R.-G.-Fischer-Verlag, Frankfurt am Main 2004
Gerd Mann ist wieder im Banat. Er hat die Dobrudscha hinter sich gelassen und ist
jetzt Tierarzt in einer Staatsfarm in Wojteg. Im Südosten Rumäniens hat der junge Mann
erlebt, wie die Bauern entrechtet und in die Kolchose gezwungen wurden: der Anfang
einer mehrere Jahrzehnte dauernden Misswirtschaft, die schließlich im Ruin enden wird.
Nach dem Roman Morgenrot der Kolchose hat der 1932 im Banat geborene
Schriftsteller Franz Marschang im Abstand von zwei Jahren jetzt den zweiten Band der
Tetralogie vorgelegt. Ins Netzwerk der Staatsgüter gerät Gerd Mann, der
schon im ersten Roman die Hauptgestalt ist.
Nach seiner Rückkehr ins Banat stellt Gerd fest: Es hat sich viel verändert
in den letzten Jahren . Rumänien bis Sommer 1944 Kriegspartner Hitlers
hatte eine Kehrtwende vollzogen; man wollte auf der richtigen Seite sein. Mit dieser
Strategie war man schon im Ersten Weltkrieg gut gefahren. Allerdings ahnten König und
Putschisten nicht, daß sie diesmal sich selbst und auf lange Sicht
dem Land mit dem Umsturz das Grab schaufeln. Als ,Befreier vom Faschismus kamen
nicht die Engländer vom Balkan her, es kam vielmehr die Rote Armee des Welteroberers aus
dem Kreml. Und der sprang mit Königen und deren Reich auf seine Weise um.
In den Häusern der Banater Schwaben, die, soweit sie arbeitsfähig waren, seit Januar
1945 in sowjetischen Arbeitslagern gegen den Hungertod kämpften, hat der König
Kolonisten einquartiert, die sich den zurückgebliebenen Frauen und alten Männern
deutscher Nationalität gegenüber als die neuen Herren aufspielen.

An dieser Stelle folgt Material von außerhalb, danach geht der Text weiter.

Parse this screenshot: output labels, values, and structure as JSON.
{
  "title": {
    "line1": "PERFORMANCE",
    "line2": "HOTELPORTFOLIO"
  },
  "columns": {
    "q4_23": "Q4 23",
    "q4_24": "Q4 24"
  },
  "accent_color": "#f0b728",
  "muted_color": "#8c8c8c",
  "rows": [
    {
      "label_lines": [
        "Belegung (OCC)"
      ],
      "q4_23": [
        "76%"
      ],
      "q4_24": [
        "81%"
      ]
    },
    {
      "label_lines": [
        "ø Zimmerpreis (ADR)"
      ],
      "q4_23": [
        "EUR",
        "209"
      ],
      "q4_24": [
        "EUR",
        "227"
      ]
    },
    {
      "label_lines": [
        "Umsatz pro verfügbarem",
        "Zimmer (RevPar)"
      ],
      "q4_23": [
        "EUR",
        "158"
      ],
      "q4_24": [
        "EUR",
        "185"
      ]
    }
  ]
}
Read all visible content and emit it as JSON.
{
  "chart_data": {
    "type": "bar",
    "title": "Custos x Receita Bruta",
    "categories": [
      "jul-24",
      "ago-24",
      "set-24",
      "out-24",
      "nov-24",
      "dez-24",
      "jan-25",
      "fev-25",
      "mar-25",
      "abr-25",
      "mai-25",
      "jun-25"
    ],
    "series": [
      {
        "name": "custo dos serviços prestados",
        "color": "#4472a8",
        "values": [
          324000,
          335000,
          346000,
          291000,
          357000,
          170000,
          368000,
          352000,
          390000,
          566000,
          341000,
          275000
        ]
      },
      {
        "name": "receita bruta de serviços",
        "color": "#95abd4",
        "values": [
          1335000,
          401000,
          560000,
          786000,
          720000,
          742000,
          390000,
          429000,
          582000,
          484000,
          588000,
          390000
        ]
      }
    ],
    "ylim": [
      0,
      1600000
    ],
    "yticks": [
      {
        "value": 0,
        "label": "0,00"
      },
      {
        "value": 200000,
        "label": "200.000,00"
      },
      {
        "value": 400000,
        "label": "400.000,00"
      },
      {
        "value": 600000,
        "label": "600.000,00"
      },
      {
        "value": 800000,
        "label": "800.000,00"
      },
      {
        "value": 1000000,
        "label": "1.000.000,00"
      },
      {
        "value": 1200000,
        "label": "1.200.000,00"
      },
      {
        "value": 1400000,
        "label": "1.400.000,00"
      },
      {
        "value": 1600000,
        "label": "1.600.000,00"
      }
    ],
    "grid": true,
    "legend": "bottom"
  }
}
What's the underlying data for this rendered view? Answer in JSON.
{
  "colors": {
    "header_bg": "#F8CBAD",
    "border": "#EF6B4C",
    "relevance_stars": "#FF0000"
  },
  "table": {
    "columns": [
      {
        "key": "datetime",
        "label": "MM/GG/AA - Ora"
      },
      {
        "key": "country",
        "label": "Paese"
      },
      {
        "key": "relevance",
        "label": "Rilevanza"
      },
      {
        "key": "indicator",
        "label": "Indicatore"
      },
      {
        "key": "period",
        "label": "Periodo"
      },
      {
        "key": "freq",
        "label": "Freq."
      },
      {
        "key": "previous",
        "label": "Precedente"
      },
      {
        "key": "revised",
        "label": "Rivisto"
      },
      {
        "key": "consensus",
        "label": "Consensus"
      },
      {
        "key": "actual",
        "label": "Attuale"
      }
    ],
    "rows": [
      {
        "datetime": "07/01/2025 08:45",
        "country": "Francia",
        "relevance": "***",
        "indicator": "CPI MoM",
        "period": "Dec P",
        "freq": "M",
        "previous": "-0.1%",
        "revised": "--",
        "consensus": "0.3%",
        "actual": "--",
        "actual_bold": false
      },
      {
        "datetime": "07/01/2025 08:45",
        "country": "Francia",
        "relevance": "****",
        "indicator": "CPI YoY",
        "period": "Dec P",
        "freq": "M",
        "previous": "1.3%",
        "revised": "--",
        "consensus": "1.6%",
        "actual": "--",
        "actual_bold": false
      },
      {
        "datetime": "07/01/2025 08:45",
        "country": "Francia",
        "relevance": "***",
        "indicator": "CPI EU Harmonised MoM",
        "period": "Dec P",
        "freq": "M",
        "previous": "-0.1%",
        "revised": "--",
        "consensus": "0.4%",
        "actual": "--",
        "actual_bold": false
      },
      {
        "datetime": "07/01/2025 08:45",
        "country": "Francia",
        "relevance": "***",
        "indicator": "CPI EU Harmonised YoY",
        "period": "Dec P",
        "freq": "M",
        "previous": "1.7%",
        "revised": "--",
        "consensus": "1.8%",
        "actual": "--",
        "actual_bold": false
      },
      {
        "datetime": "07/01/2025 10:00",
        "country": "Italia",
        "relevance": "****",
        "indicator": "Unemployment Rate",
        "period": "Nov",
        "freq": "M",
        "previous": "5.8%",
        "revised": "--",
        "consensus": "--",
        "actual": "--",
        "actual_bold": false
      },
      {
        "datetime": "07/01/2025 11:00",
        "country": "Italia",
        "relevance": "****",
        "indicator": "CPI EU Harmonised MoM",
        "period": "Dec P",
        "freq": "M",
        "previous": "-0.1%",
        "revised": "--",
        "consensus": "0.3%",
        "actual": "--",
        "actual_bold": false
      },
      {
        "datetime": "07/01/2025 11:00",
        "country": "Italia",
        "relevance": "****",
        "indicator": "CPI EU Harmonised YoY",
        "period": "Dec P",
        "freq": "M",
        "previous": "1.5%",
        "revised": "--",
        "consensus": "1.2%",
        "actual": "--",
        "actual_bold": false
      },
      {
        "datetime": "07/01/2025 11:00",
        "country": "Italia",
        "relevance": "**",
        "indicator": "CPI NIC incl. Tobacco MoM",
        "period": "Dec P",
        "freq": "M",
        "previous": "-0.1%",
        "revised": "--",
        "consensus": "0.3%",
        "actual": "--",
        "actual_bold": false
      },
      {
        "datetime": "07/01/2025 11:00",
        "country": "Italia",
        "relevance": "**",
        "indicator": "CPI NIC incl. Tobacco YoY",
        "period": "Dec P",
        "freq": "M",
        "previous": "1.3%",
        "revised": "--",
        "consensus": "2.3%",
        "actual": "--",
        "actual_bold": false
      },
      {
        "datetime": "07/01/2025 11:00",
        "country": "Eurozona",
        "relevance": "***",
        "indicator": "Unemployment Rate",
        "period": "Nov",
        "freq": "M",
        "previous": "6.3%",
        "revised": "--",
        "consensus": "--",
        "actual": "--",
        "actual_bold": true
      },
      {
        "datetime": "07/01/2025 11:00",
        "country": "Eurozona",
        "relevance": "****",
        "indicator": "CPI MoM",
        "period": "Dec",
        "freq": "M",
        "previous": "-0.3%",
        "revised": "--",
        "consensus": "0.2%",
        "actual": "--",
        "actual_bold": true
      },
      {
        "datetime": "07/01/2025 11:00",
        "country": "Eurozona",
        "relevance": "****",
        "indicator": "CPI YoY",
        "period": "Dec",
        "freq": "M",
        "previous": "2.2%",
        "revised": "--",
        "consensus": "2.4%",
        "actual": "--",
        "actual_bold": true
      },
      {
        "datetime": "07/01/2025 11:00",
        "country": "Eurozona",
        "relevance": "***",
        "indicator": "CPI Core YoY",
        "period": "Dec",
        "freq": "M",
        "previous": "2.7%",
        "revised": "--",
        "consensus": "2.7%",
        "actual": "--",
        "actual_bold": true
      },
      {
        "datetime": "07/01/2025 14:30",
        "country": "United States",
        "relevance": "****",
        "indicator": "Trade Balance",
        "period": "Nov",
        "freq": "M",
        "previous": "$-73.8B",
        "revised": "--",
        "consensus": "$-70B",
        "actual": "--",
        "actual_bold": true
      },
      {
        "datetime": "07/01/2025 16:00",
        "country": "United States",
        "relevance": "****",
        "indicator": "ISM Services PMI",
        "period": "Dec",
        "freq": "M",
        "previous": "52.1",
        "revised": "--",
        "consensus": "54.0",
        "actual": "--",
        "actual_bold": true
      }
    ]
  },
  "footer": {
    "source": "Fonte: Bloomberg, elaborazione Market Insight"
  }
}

Mit dieser und ähnlichen Rückblenden, eingebettet in die Handlung des Romans, bringt der
Autor dem Leser Banater Geschichte näher. Gerd Mann erlebt das Massensterben der Ferkel
in der Wojteger Kolchose, Fliegen- und Rattenplagen. Tierseuchen kommen und gehen. Mit
Tricks in der Buchhaltung werden Mißstände, Futtermangel, kommunistische
Mangelwirtschaft vertuscht.
Gerd Mann trifft Resi Hagel, eine alte Bekannte, wieder. Als junge Redakteurin
recherchiert sie zum Thema Wasser im Banat und stellt fest, daß in nur anderthalb
Jahrzehnten Kommunismus das gesamte Banater Entwässerungssystem kaputtgemacht worden ist,
für dessen Ausbau die Siedler 200 Jahre gebraucht hatten. Rohr und Schilf wachsen
üppig, Kanäle sind aus Unwissenheit zugeschüttet worden. Das Kanalnetz soll von Schlamm
befreit werden. So will es die allmächtige kommunistische Partei. Heimkehrer aus den
russischen Arbeitslagern, aus der Deportation in der Donautiefebene oder aus den Lagern am
Donau-Schwarzmeer-Kanal müssen auf Befehl zu Schaufel und Spaten greifen und
freiwilligen Arbeitsdienst leisten.
Resi recherchiert weiter: Der Bericht über das Bergstädtchen Orawitz darf in der Zeitung
in Temeswar nicht so erscheinen, wie er geschrieben ist. Das Veto der Pressekontrolle
steht dem im Weg. Die Leute sollen die Wahrheit nicht erfahren. Der Leser soll nicht
erfahren, daß in Orawitz schon ein halbes Jahrhundert, bevor die ersten Eisenöfen in
Reschitz, der Hochburg der Banater Montanindustrie, erbaut wurden, der erste Kupferofen
angeblasen worden war. Mit seinem Kupfer erlangte der Donauhafen Mitte des 18.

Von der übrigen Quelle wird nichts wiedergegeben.